Впрочем, я отнюдь не жалуюсь на то, что оказался перед скорым, произвольным, пристрастным судом - судом, имеющим все черты, свойственные фашистской или коммунистической судебной системе. Я лишь отмечаю, что создания вашей так называемой революции, дабы они могли иметь хоть какое-то оправдание в моих глазах, должны были бы находиться на уровне ее судебного церемониала. Однако сейчас революция, которой кичится Сопротивление, стоит не больше революции, которой кичилось Виши. И Сопротивление остается неопределенным и необоснованным движением, болтающимся между реакцией, старым режимом парламентской демократии и коммунизмом, движением, причастным к ним ко всем, но не черпающим подлинной силы ни от одного из них.
Я буду здесь осужден, как и многие другие до меня, движением недолговечным и эфемерным, в принадлежности к которому без нерешительности и страха завтра не решится признаться никто.
Я не признаю себя виновным; я считаю, что действовал, как только мог и должен был действовать интеллектуал и человек, француз и европеец.
И сейчас я отчитываюсь не перед вами, а, в соответствии со своим положением, перед Фракцией, перед Европой, перед человечеством.
РЕЧЬ
При изложении своих идей я буду следовать порядку событий.
1) До войны
Я всегда был одновременно националистом и интернационалистом.

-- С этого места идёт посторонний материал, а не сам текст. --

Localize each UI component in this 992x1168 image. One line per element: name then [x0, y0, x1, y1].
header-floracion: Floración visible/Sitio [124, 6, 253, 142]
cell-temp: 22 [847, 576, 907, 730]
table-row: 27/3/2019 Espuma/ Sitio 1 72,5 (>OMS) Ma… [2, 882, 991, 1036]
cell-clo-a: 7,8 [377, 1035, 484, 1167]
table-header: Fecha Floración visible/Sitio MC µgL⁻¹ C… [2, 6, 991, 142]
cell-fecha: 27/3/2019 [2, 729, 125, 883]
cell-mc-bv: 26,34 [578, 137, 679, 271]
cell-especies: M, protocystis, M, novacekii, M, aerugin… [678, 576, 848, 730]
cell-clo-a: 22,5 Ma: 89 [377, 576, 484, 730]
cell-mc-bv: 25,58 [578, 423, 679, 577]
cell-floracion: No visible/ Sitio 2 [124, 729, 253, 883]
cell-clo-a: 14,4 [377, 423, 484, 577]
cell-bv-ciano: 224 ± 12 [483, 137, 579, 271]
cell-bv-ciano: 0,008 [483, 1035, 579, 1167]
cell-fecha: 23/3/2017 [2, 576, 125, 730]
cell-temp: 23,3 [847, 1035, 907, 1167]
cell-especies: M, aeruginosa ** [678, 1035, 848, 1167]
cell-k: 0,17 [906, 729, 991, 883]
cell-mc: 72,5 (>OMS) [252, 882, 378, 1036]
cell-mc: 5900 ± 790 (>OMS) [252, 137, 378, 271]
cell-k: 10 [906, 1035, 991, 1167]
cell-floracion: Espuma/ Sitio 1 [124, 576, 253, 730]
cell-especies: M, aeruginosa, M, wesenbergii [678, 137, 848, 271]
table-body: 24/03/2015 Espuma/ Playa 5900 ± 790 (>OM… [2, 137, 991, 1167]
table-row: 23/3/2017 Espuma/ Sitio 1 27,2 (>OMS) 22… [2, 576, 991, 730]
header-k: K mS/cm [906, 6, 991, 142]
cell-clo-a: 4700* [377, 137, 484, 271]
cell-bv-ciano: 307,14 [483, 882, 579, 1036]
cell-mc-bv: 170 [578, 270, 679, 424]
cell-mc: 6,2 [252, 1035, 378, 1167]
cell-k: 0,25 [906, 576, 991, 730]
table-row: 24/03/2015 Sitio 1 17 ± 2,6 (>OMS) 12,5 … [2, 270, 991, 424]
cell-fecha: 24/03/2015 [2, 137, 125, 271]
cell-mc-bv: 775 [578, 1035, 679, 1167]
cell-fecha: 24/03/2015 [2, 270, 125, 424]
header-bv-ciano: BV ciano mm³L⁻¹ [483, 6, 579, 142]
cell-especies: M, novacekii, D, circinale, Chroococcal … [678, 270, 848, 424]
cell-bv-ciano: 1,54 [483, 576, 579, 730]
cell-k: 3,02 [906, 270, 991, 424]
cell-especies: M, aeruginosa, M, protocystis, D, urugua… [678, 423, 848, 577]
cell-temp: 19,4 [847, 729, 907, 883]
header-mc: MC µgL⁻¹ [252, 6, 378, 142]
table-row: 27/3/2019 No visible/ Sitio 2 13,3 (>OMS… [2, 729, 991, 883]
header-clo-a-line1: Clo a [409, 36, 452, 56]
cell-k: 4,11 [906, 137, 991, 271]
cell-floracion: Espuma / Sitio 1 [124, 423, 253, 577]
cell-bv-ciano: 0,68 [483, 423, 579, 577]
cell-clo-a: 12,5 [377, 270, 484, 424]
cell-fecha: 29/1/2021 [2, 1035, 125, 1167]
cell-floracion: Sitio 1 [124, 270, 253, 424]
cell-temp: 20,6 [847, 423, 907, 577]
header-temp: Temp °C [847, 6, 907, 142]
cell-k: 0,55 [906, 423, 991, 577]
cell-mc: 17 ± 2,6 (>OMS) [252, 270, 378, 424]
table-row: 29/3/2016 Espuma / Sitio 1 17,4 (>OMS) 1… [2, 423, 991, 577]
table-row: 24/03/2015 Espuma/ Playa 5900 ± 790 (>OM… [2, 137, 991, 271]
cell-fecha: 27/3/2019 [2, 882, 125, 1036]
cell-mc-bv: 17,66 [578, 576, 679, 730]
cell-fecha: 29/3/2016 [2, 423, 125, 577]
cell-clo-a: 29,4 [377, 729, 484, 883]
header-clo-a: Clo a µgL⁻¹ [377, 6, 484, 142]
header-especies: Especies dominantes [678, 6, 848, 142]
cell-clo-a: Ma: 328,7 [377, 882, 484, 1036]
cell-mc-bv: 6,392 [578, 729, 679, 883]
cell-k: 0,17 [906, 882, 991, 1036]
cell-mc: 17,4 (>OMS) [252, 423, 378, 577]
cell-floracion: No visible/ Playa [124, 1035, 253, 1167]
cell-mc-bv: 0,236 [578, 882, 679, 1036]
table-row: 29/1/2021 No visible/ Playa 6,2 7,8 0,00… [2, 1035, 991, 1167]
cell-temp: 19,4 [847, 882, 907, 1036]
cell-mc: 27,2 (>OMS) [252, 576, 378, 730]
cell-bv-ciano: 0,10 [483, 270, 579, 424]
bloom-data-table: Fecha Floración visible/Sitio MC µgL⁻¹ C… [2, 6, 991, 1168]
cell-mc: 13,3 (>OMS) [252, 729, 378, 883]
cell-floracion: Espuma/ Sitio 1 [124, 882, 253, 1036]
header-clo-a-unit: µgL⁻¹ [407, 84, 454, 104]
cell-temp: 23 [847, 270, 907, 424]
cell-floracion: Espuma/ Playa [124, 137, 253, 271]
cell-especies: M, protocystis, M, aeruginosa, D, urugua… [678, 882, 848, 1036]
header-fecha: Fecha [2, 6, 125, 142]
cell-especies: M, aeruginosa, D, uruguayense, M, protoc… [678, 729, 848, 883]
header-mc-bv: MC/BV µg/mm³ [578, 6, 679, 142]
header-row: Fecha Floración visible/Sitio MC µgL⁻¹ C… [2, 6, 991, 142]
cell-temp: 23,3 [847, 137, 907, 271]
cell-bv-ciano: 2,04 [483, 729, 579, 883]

Но интернационалистом не по образцу пацифистов и гуманистов, не всемирным, а в рамках Европы. С первых моих стихов, которые я писал в 1915 и 1916 гг. в окопах и госпиталях, я проявлял себя французским и европейским патриотом.
Я всегда отвергал интеллектуальную ненависть к любому народу. Первые мои стихотворения назывались "Жалоба европейского солдата" и "К вам, немцы" ("Я не питаю ненависти к вам, но против вас с оружием встаю").
После войны я не переменился, я трудился ради Франции, ради ее благополучия, ее величия и в то же время возлагал надежды на Лигу Наций.
Поначалу я верил, что капитализм сможет сам реформироваться, но впоследствии отказался от этой наивной веры и с 1928 или 1929 г. считал себя социалистом.
Мои книги "Масштаб Франции", "Женева или Москва", "Европа против отечеств" являются свидетельством этого двойственного чувства, которое сочеталось с вполне, слава Богу, пробудившимся критическим духом.
Я достаточно хорошо изучил все партии во Франции и в результате стал презирать их. Мне не нравились ни старые правые, ни старые левые. Я подумывал, не стать ли мне коммунистом, но то было лишь проявление безнадежности.
В 1934 г. пришел конец моим сомнениям и колебаниям. В феврале этого года я окончательно порвал с демократией и капитализмом старого образца. Но то, что коммунисты ввязались в Народный фронт вместе с радикалами и социалистами, отдалило меня от них. Я хотел бы объединить участников демонстраций 6 и 9 февраля, фашистов и коммунистов.